Umberto Eco makes excellent use of an ordeal poison
as a "supernatural" guard in the library of The
Name of the Rose, as well as challenging the more
alert reader to discern the source of Eco's use of the
device in "The Adventure of the Devil's Foot" by
Doyle.
In "The Adventure of the Devil's Foot" Sherlock
Holmes solves the murder of two people and the sudden
insanity of two others by deducing the existence of a
poison that, when heated, produces fumes capable of
inducing fear enough to kill or madden healthy adults.
Holmes observes: "In each case there is evidence of a
poisonous atmosphere. In each case, also there is
combustion going on in the room" (Doyle 432). "Surely
there is some connection between three things - the
burning, the stuffy atmosphere, and, finally, the
madness or death of those unfortunate people" (Doyle
433).
Similarly, Brother William of Baskerville
apprehends the possibility of such a compound from the
remarks of, or more accurately, the refusal to remark
further on the subject by the monastery's herbalist
Severinus of Sankt Wendel. "Beans, on the contrary,
produce urine and are fattening, two very good things.
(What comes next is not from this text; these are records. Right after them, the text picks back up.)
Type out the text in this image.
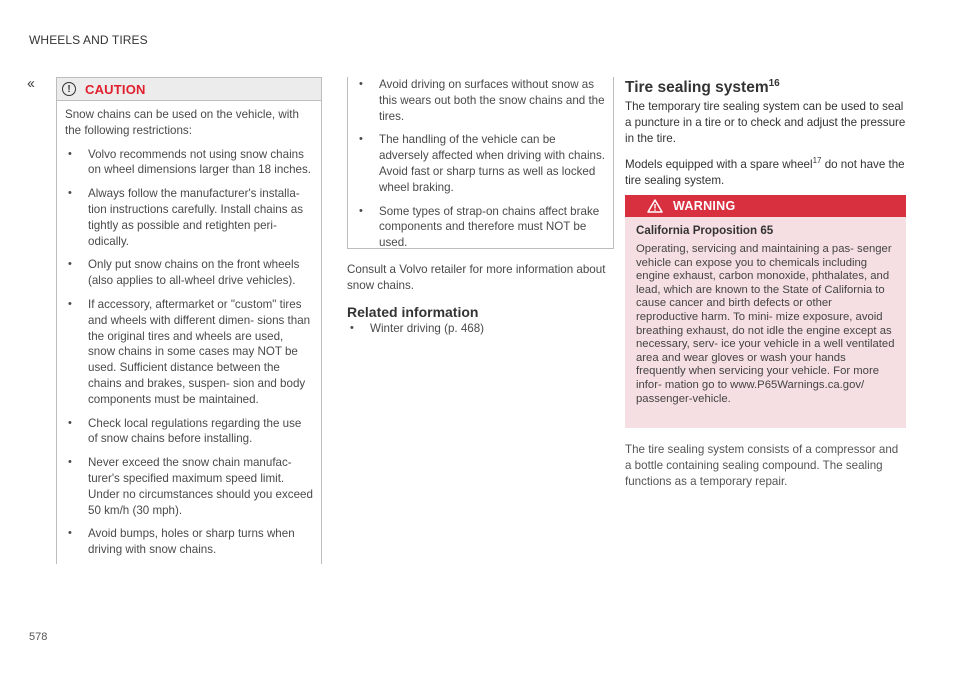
WHEELS AND TIRES
‹‹	!	CAUTION

Snow chains can be used on the vehicle, with the following restrictions:

• Volvo recommends not using snow chains on wheel dimensions larger than 18 inches.
• Always follow the manufacturer's installa- tion instructions carefully. Install chains as tightly as possible and retighten peri- odically.
• Only put snow chains on the front wheels (also applies to all-wheel drive vehicles).
• If accessory, aftermarket or "custom" tires and wheels with different dimen- sions than the original tires and wheels are used, snow chains in some cases may NOT be used. Sufficient distance between the chains and brakes, suspen- sion and body components must be maintained.
• Check local regulations regarding the use of snow chains before installing.
• Never exceed the snow chain manufac- turer's specified maximum speed limit. Under no circumstances should you exceed 50 km/h (30 mph).
• Avoid bumps, holes or sharp turns when driving with snow chains.
• Avoid driving on surfaces without snow as this wears out both the snow chains and the tires.
• The handling of the vehicle can be adversely affected when driving with chains. Avoid fast or sharp turns as well as locked wheel braking.
• Some types of strap-on chains affect brake components and therefore must NOT be used.
Consult a Volvo retailer for more information about snow chains.
Related information
• Winter driving (p. 468)
Tire sealing system$^{16}$
The temporary tire sealing system can be used to seal a puncture in a tire or to check and adjust the pressure in the tire.
Models equipped with a spare wheel$^{17}$ do not have the tire sealing system.
WARNING
California Proposition 65
Operating, servicing and maintaining a pas- senger vehicle can expose you to chemicals including engine exhaust, carbon monoxide, phthalates, and lead, which are known to the State of California to cause cancer and birth defects or other reproductive harm. To mini- mize exposure, avoid breathing exhaust, do not idle the engine except as necessary, serv- ice your vehicle in a well ventilated area and wear gloves or wash your hands frequently when servicing your vehicle. For more infor- mation go to www.P65Warnings.ca.gov/ passenger-vehicle.
The tire sealing system consists of a compressor and a bottle containing sealing compound. The sealing functions as a temporary repair.
578
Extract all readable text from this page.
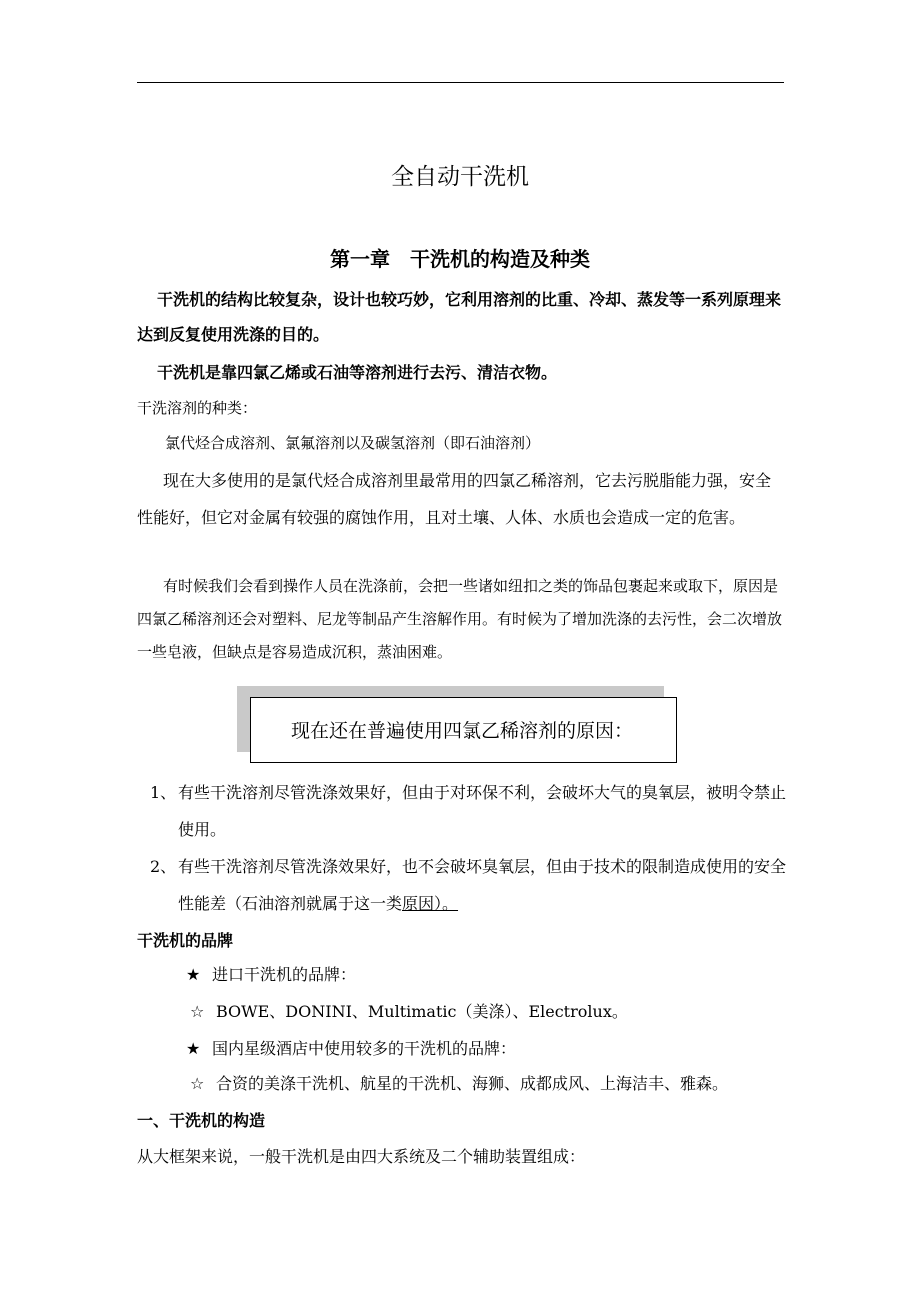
全自动干洗机
第一章　干洗机的构造及种类
干洗机的结构比较复杂，设计也较巧妙，它利用溶剂的比重、冷却、蒸发等一系列原理来达到反复使用洗涤的目的。
干洗机是靠四氯乙烯或石油等溶剂进行去污、清洁衣物。
干洗溶剂的种类：
氯代烃合成溶剂、氯氟溶剂以及碳氢溶剂（即石油溶剂）
现在大多使用的是氯代烃合成溶剂里最常用的四氯乙稀溶剂，它去污脱脂能力强，安全性能好，但它对金属有较强的腐蚀作用，且对土壤、人体、水质也会造成一定的危害。
有时候我们会看到操作人员在洗涤前，会把一些诸如纽扣之类的饰品包裹起来或取下，原因是四氯乙稀溶剂还会对塑料、尼龙等制品产生溶解作用。有时候为了增加洗涤的去污性，会二次增放一些皂液，但缺点是容易造成沉积，蒸油困难。
现在还在普遍使用四氯乙稀溶剂的原因：
1、 有些干洗溶剂尽管洗涤效果好，但由于对环保不利，会破坏大气的臭氧层，被明令禁止使用。
2、 有些干洗溶剂尽管洗涤效果好，也不会破坏臭氧层，但由于技术的限制造成使用的安全性能差（石油溶剂就属于这一类原因）。
干洗机的品牌
★ 进口干洗机的品牌：
☆ BOWE、DONINI、Multimatic（美涤）、Electrolux。
★ 国内星级酒店中使用较多的干洗机的品牌：
☆ 合资的美涤干洗机、航星的干洗机、海狮、成都成风、上海洁丰、雅森。
一、干洗机的构造
从大框架来说，一般干洗机是由四大系统及二个辅助装置组成：
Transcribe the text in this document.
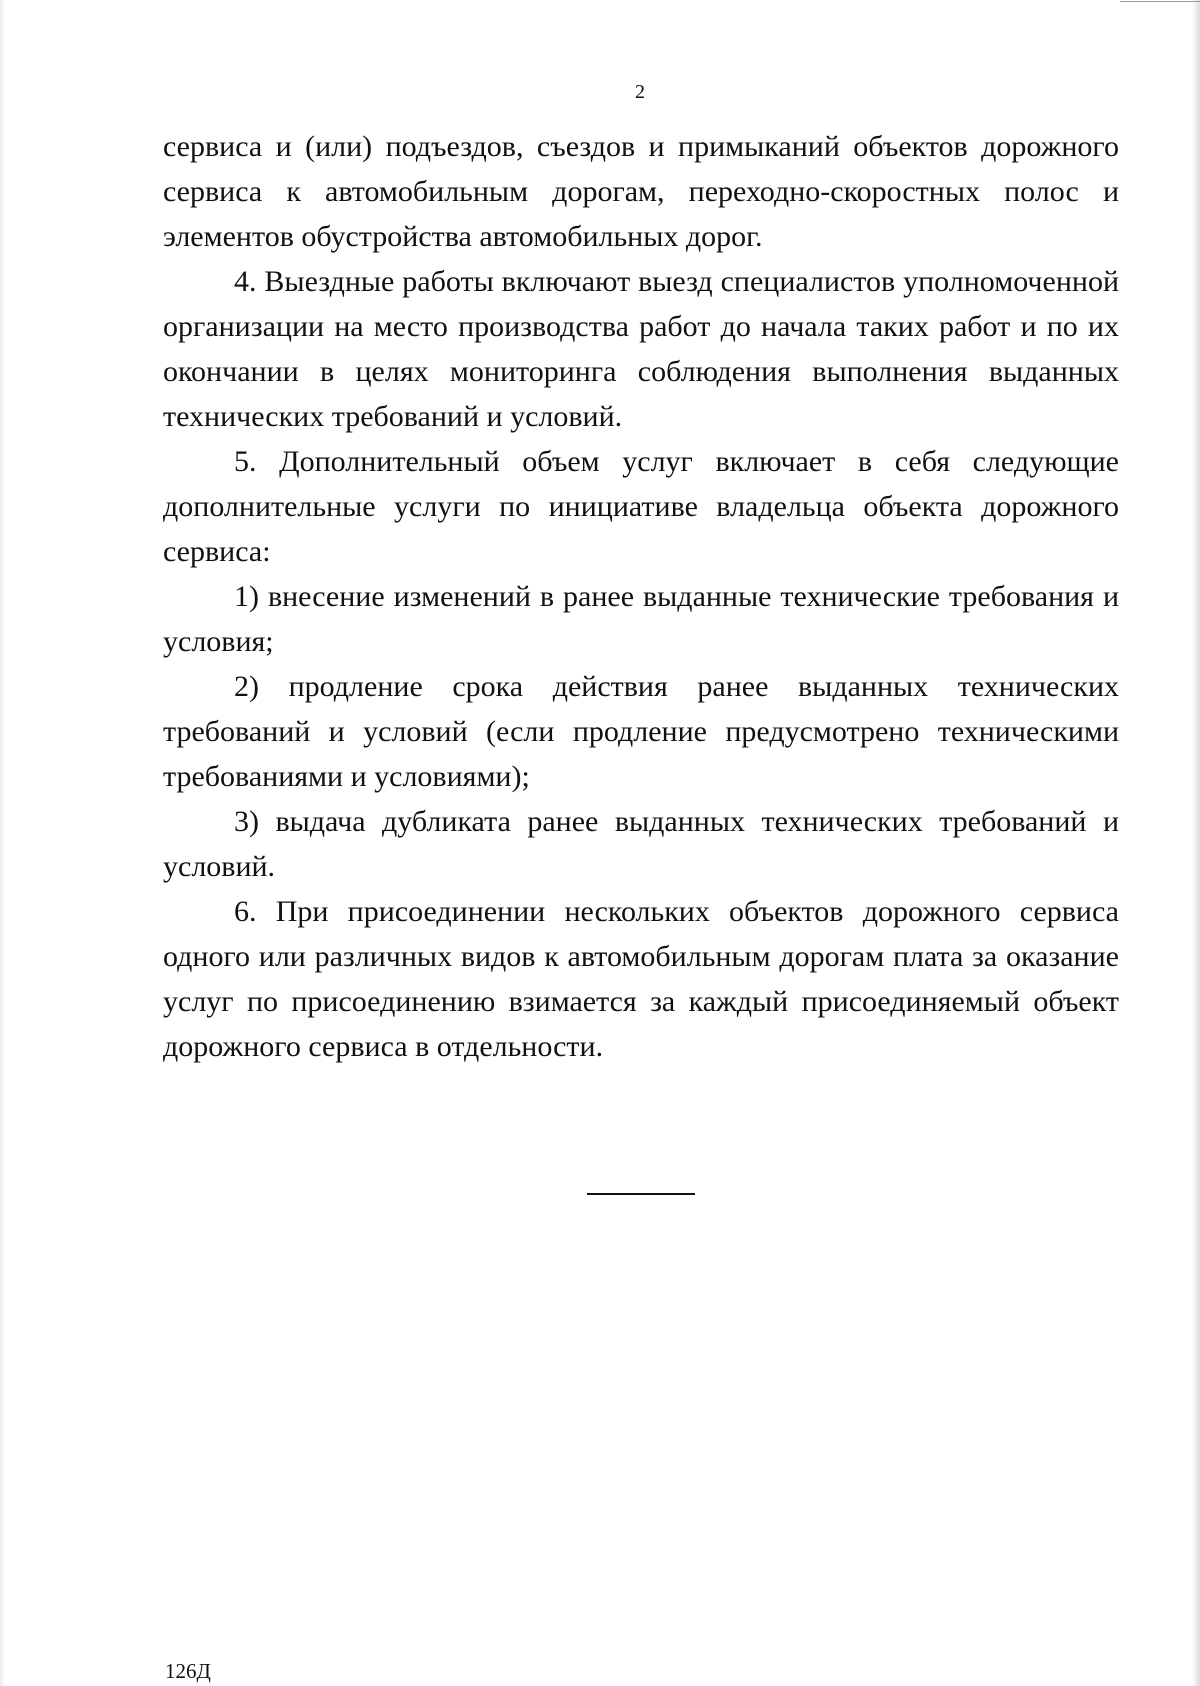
2

сервиса и (или) подъездов, съездов и примыканий объектов дорожного сервиса к автомобильным дорогам, переходно-скоростных полос и элементов обустройства автомобильных дорог.

4. Выездные работы включают выезд специалистов уполномоченной организации на место производства работ до начала таких работ и по их окончании в целях мониторинга соблюдения выполнения выданных технических требований и условий.

5. Дополнительный объем услуг включает в себя следующие дополнительные услуги по инициативе владельца объекта дорожного сервиса:

1) внесение изменений в ранее выданные технические требования и условия;

2) продление срока действия ранее выданных технических требований и условий (если продление предусмотрено техническими требованиями и условиями);

3) выдача дубликата ранее выданных технических требований и условий.

6. При присоединении нескольких объектов дорожного сервиса одного или различных видов к автомобильным дорогам плата за оказание услуг по присоединению взимается за каждый присоединяемый объект дорожного сервиса в отдельности.

126Д
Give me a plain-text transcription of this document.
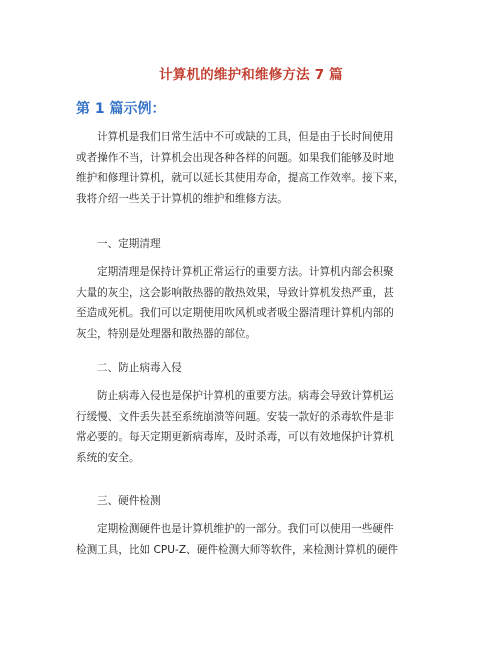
计算机的维护和维修方法 7 篇
第 1 篇示例：

计算机是我们日常生活中不可或缺的工具，但是由于长时间使用

或者操作不当，计算机会出现各种各样的问题。如果我们能够及时地

维护和修理计算机，就可以延长其使用寿命，提高工作效率。接下来，

我将介绍一些关于计算机的维护和维修方法。

一、定期清理

定期清理是保持计算机正常运行的重要方法。计算机内部会积聚

大量的灰尘，这会影响散热器的散热效果，导致计算机发热严重，甚

至造成死机。我们可以定期使用吹风机或者吸尘器清理计算机内部的

灰尘，特别是处理器和散热器的部位。

二、防止病毒入侵

防止病毒入侵也是保护计算机的重要方法。病毒会导致计算机运

行缓慢、文件丢失甚至系统崩溃等问题。安装一款好的杀毒软件是非

常必要的。每天定期更新病毒库，及时杀毒，可以有效地保护计算机

系统的安全。

三、硬件检测

定期检测硬件也是计算机维护的一部分。我们可以使用一些硬件

检测工具，比如 CPU-Z、硬件检测大师等软件，来检测计算机的硬件
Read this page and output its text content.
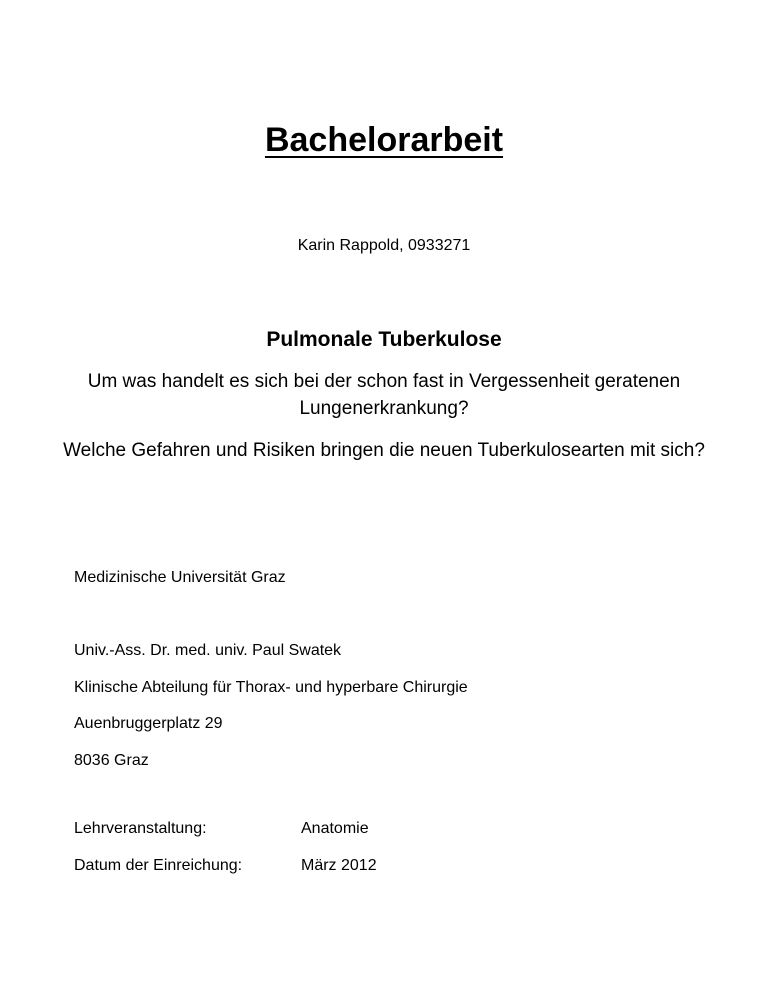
Bachelorarbeit
Karin Rappold, 0933271
Pulmonale Tuberkulose
Um was handelt es sich bei der schon fast in Vergessenheit geratenen Lungenerkrankung?
Welche Gefahren und Risiken bringen die neuen Tuberkulosearten mit sich?
Medizinische Universität Graz
Univ.-Ass. Dr. med. univ. Paul Swatek
Klinische Abteilung für Thorax- und hyperbare Chirurgie
Auenbruggerplatz 29
8036 Graz
Lehrveranstaltung:	Anatomie
Datum der Einreichung:	März 2012
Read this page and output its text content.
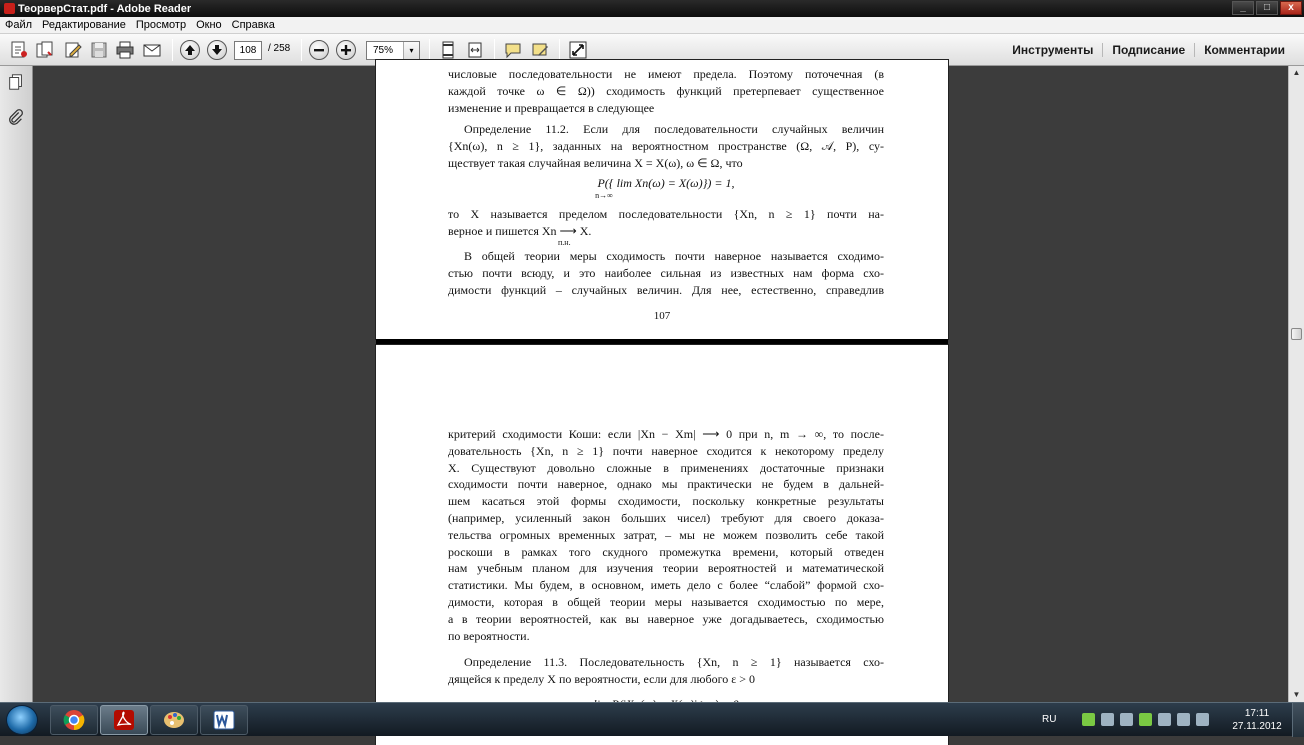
ТеорверСтат.pdf - Adobe Reader	_	□	x
Файл Редактирование Просмотр Окно Справка
108	/ 258	75%	▾	Инструменты	Подписание	Комментарии
числовые последовательности не имеют предела. Поэтому поточечная (в
каждой точке ω ∈ Ω)) сходимость функций претерпевает существенное
изменение и превращается в следующее
Определение 11.2. Если для последовательности случайных величин
{Xn(ω), n ≥ 1}, заданных на вероятностном пространстве (Ω, 𝒜, P), су-
ществует такая случайная величина X = X(ω), ω ∈ Ω, что
P({ lim Xn(ω) = X(ω)}) = 1,
n→∞
то X называется пределом последовательности {Xn, n ≥ 1} почти на-
верное и пишется Xn ⟶ X.
п.н.
В общей теории меры сходимость почти наверное называется сходимо-
стью почти всюду, и это наиболее сильная из известных нам форма схо-
димости функций – случайных величин. Для нее, естественно, справедлив
107
критерий сходимости Коши: если |Xn − Xm| ⟶ 0 при n, m → ∞, то после-
довательность {Xn, n ≥ 1} почти наверное сходится к некоторому пределу
X. Существуют довольно сложные в применениях достаточные признаки
сходимости почти наверное, однако мы практически не будем в дальней-
шем касаться этой формы сходимости, поскольку конкретные результаты
(например, усиленный закон больших чисел) требуют для своего доказа-
тельства огромных временных затрат, – мы не можем позволить себе такой
роскоши в рамках того скудного промежутка времени, который отведен
нам учебным планом для изучения теории вероятностей и математической
статистики. Мы будем, в основном, иметь дело с более “слабой” формой схо-
димости, которая в общей теории меры называется сходимостью по мере,
а в теории вероятностей, как вы наверное уже догадываетесь, сходимостью
по вероятности.
Определение 11.3. Последовательность {Xn, n ≥ 1} называется схо-
дящейся к пределу X по вероятности, если для любого ε > 0
▲
▼
RU
17:11
27.11.2012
But they induce bad dreams. Far less, however, than
certain other herbs. There are some that actually
provoke evil visions." Severinus sidesteps Adso's
question "Which?" by answering "Aha, our novice wants
to know too much. These are things that only the
herbalist must know; otherwise any thoughtless person
could go about distributing visions: in other words,
lying with herbs" (Eco 67). Adso, of course, misses
the point and fails to go forth forewarned.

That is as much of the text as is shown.